Başbakan faiz lobisini tehdit ederken, rekabet hukukuna aykırı şekilde vatandaşları özel bankalardan paralarını çekmeye ve kamu bankalarına yatırmaya çağırmaktadır. Ancak Başbakana buradan hatırlatmak isterim ki; faiz ve ücretleri kendi aralarında ayarlayarak vatandaşı aldatmak suçundan kamu bankaları da ceza yemiştir. Her nedense Rekabet Kurumu gerekçeli kararını açıklamadığı için henüz cezayı ödememiş olsalar da Ziraat Bankası 148, Halkbank 90, Vakıfbank ise 82 milyon TL cezayı ödeyecek. Öte yandan en çok vergi veren 10 şirket arasında 8’i banka ve bunların arasında tüm kamu bankaları da var! Yani krize rağmen en çok kar eden sektör bankacılık sektörü olmuş! Bu durumda Başbakan Erdoğan’a ancak “günaydın” demek lazım, ama yukarda da belirttiğim gibi Başbakan bu hususu zaten biliyor.
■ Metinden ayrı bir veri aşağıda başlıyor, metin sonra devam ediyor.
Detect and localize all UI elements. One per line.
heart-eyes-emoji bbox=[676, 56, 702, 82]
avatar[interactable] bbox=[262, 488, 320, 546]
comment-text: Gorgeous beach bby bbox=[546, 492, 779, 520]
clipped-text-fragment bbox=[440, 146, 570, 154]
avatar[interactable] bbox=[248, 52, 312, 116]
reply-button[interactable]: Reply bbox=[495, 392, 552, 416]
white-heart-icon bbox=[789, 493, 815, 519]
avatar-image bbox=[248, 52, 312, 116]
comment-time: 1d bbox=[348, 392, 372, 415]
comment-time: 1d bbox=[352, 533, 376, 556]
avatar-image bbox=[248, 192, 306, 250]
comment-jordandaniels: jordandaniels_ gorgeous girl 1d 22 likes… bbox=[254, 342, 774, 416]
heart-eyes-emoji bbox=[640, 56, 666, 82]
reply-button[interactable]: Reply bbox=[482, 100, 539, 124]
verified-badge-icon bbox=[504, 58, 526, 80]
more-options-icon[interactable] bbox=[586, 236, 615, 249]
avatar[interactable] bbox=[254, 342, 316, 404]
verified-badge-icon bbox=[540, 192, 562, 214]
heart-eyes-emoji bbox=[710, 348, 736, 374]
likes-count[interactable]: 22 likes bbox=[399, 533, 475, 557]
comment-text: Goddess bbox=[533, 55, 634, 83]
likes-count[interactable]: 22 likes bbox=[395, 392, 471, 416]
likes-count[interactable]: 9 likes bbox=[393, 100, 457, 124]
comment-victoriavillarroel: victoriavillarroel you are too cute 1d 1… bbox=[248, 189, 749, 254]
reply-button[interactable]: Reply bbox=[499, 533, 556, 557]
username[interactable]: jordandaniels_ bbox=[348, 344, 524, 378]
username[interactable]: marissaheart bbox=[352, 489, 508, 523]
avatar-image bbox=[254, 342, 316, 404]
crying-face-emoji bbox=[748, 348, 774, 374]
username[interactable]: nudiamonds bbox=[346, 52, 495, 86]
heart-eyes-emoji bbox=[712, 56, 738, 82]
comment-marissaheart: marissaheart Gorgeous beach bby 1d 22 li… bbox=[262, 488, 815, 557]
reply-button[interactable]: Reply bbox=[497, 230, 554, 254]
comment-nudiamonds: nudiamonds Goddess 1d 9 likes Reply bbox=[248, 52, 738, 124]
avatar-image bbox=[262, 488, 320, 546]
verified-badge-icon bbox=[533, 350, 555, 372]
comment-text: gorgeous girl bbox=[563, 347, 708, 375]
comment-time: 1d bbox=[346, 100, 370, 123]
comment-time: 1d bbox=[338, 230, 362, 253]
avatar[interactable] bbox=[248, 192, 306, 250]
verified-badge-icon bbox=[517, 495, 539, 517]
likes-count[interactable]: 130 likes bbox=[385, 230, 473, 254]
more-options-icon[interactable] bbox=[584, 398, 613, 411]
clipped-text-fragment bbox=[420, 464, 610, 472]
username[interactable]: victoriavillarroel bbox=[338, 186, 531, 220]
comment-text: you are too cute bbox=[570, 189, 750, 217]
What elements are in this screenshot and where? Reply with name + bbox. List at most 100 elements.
Amacı hedef saptırmak, zaten AKP Hükümetleri tarafından on yıldır uygulanan düşük kur-yüksek faiz politikası “faiz lobisi”nin büyük karlar elde etmesine imkan tanımıştır. Kısacası Başbakanın içerde ya da dışarda lobi aramasına gerek yoktur!
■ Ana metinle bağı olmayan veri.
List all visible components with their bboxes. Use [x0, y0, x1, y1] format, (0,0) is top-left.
Erdoğan zaten yıllardır “faiz lobisi”ne hizmet etmektedir. AKP Hükümeti ayrıca kendi yandaşlarından oluşan bir “imar-arazi rantı lobisi” oluşturmuştur. Türkiye tüm bu rant lobilerinden bir an önce kurtularak kendi kaynaklarını kendi gelişmesi için kullanmalıdır. Bunun için de Türk Milleti AKP Hükümetinden bir an önce kurtularak kendi çıkarlarına hizmet edecek bir hükümeti iş başına getirmelidir. İnşallah erken veya zamanında yapılacak ilk genel seçimde de MHP’yi tek başına iktidar yaparak bunu gerçekleştirecektir.